I could have stayed at GitHub. Good salary, interesting problems, smart colleagues. I could have coasted for another decade, vested everything, and retired early to watch my kids grow up without financial stress. That was the sensible path.
But here’s what I’ve learned about myself: I’m not built for sensible. I’m built for this, the uncertainty, the 3 AM commits, the conversations with investors who don’t get it yet, the moments when something finally clicks and you realise you’re six months ahead of where the industry thinks it is.
My kids will grow up watching their dad chase something. I hope that’s worth more than a comfortable dad who quietly resented his own safety.
What’s Next
We’re heads down on making Evolve actually self-evolving, not just in marketing copy, but in practice. That means increasing distribution, partnerships, technical side of things: curriculum learning, memory architecture optimization, and a feedback loop that genuinely compounds. Our recent research paper on EvoCode lays out the technical foundations, but papers don’t ship products.

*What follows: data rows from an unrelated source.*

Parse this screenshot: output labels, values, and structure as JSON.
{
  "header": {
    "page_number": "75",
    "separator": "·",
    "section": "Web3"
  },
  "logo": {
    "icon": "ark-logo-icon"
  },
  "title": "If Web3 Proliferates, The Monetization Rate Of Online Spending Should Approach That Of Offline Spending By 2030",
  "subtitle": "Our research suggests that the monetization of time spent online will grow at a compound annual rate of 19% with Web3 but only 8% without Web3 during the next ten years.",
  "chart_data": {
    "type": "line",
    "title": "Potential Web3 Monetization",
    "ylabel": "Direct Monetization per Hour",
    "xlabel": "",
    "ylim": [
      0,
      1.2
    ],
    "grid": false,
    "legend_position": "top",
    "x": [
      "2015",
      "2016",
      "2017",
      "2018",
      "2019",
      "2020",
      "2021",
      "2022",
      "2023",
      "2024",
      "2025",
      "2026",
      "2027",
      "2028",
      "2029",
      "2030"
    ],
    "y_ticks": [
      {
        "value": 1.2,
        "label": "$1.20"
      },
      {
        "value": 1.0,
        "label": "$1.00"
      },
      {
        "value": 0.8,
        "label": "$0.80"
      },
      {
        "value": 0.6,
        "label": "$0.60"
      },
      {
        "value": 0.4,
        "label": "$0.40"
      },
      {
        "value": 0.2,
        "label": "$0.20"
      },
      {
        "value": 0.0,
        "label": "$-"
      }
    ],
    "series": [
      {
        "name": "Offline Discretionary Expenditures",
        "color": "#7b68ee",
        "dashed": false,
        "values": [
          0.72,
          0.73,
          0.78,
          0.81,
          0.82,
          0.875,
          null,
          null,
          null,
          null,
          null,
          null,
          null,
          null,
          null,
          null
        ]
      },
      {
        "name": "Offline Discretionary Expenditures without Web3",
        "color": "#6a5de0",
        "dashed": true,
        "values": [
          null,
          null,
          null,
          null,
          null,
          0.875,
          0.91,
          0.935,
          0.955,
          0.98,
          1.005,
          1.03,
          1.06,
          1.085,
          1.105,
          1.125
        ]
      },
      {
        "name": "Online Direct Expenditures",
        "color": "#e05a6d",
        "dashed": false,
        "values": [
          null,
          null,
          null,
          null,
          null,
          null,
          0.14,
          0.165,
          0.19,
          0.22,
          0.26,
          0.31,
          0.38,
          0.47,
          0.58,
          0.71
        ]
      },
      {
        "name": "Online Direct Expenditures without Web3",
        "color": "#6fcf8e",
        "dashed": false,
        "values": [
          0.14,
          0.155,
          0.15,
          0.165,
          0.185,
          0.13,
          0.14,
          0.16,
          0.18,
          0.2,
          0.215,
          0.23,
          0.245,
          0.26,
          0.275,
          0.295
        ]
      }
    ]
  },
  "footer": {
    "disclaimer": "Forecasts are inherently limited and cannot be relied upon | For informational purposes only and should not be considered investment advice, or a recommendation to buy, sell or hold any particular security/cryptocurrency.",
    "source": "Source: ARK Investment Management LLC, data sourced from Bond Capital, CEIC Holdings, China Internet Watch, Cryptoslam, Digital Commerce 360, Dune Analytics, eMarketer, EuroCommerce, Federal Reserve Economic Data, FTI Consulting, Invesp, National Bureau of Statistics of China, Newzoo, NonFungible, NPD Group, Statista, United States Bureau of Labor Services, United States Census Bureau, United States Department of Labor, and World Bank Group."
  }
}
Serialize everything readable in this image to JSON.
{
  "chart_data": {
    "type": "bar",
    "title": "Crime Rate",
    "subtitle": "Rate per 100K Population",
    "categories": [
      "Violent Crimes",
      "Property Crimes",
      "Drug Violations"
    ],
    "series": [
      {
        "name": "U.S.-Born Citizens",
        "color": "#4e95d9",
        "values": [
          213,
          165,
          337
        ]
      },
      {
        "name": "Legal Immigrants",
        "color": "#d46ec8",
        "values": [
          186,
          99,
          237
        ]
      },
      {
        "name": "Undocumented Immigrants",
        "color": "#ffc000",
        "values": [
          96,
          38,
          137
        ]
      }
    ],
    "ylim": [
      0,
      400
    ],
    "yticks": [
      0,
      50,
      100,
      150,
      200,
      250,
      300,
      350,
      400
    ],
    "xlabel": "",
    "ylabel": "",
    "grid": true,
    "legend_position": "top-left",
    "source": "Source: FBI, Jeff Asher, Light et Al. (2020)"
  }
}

Execution does.
Seven months ago, I wrote a reflection on the year 2030, imagining what software development would look like when AI agents handle 96 percent of engineering automation. Every update since then has confirmed the trajectory. The shift is happening faster than I predicted.
I decided to build that future rather than watch someone else build it.
If you’re a developer who’s tired of tools that promise AI magic and deliver autocomplete, I’d love to hear from you. Try the CLI, open an issue, tell me what’s broken. The best products come from honest feedback.
This is the beginning. Electricity took decades to rewire the world. AI will move faster, but it still won’t be overnight. I’m building for that future, one commit at a time and 2030 is just 4 years away.